His batting average and on-base percentage were back to where they were in 2021, but he drove his slugging into hyperdrive. He played at a 50-home run pace for the first time as a Yankee and turned in a .321 ISO, his best since 2017. His expected stats were great, his bat speed and exit velo were spectacular as always, he put up his lowest chase rate as a Yankee, and, for a guy that apparently can’t open a bag of chips due to the pain in his elbows, he was extremely reliable. His last 61 games after a slow start? He slashed .287/.358/.672 with 23 home runs (61 HR pace).

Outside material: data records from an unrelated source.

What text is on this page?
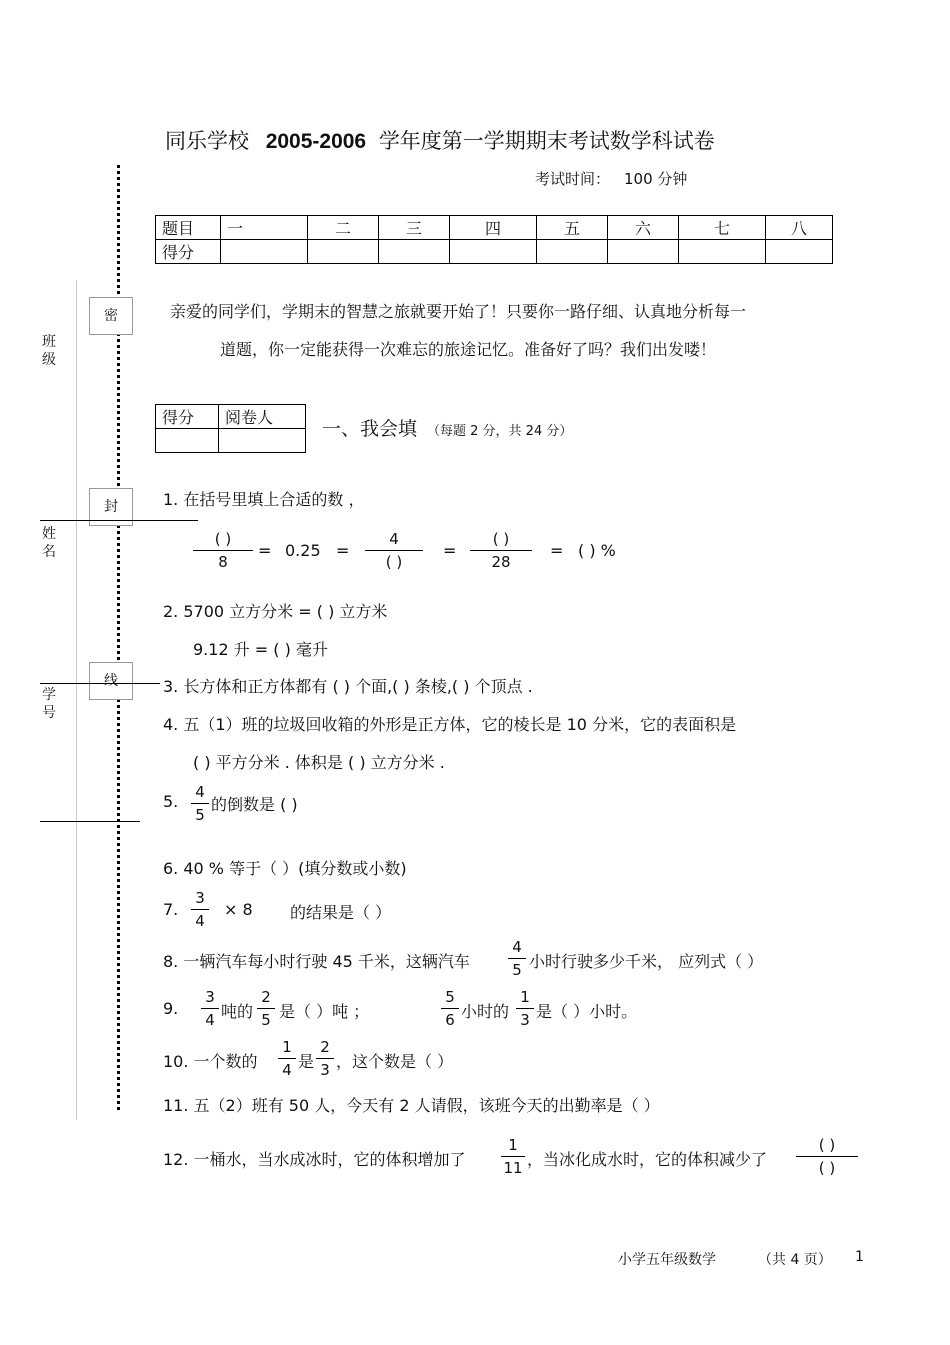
同乐学校 2005-2006 学年度第一学期期末考试数学科试卷
考试时间： 100 分钟
题目	一	二	三	四	五	六	七	八
得分								
亲爱的同学们，学期末的智慧之旅就要开始了！只要你一路仔细、认真地分析每一
道题，你一定能获得一次难忘的旅途记忆。准备好了吗？我们出发喽！
得分	阅卷人

一、我会填 （每题 2 分，共 24 分）
密
封
线
班级
姓名
学号
1. 在括号里填上合适的数 ，
( )
8
= 0.25 =
4
( )
=
( )
28
= ( ) %
2. 5700 立方分米 = ( ) 立方米
9.12 升 = ( ) 毫升
3. 长方体和正方体都有 ( ) 个面,( ) 条棱,( ) 个顶点 .
4. 五（1）班的垃圾回收箱的外形是正方体，它的棱长是 10 分米，它的表面积是
( ) 平方分米 . 体积是 ( ) 立方分米 .
5. 4
5
的倒数是 ( )
6. 40 % 等于（ ）(填分数或小数)
7.
3
4
× 8 的结果是（ ）
8. 一辆汽车每小时行驶 45 千米，这辆汽车
4
5 小时行驶多少千米， 应列式（ ）
9.
3
4 吨的
2
5 是（ ）吨 ；
5
6 小时的
1
3 是（ ）小时。
10. 一个数的
1
4 是
2
3 ，这个数是（ ）
11. 五（2）班有 50 人，今天有 2 人请假，该班今天的出勤率是（ ）
12. 一桶水，当水成冰时，它的体积增加了
1
11 ，当冰化成水时，它的体积减少了
( )
( )
小学五年级数学	（共 4 页） 1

But there was one other small victory for Stanton in 2025. While he missed half the season with his double tennis elbow, he did not suffer a lower-body soft-tissue injury in 2025. After a mountain of hamstring, oblique, calf, quad, and knee injuries in the previous six seasons, his lower body was completely healthy in 2025 for the first time since 2018. He was even healthy enough to play an emergency right field when Aaron Judge needed to take his spot at DH due to a flexor strain.
For these two things to happen at age 35 is extremely encouraging, but not necessarily a sign of things to come. With Stanton’s elbows, it seems to be a pain management issue and, considering he’s apparently been playing through this pain for a long time now and continues to swing the fastest bat in the game, I think it’s more likely that if he misses prolonged time in 2026, it’ll be for the same reasons as he did from 2019-24.
Aside from the power, what we do know we will get from Stanton in 2026 is leadership. Judge is the captain, but he’s been a “lead by example” captain. Stanton has taken the role of being a vocal leader for the last several years, often speaking to the team during its summer swoons and truly embodying what it means to be a Yankee.
This was a place he wanted to be when the Marlins went shopping him in 2017, and he hasn’t taken the pinstripes for granted. He’s been the team’s best and most consistent playoff performer since coming on board, even if he was uncharacteristically poor in 2025. He’s said many times that he believes his career and his legacy are incomplete without a ring, even if it might not be a box he has to check to get to Cooperstown. He understands that, to be a star on the New York Yankees and not contribute to a World Series championship, your legacy is incomplete.
If 2025 is the year the Yankees get over the hump, Stanton will be right in the middle of it, entrenched as the team’s designated hitter that provides a tremendous amount of thump to one of the league’s premier offenses. With an ALCS MVP already under his belt, a World Series run with another Stantonian performance could entrench him as a Yankee legend, but he’s running out of playoff runs to do it.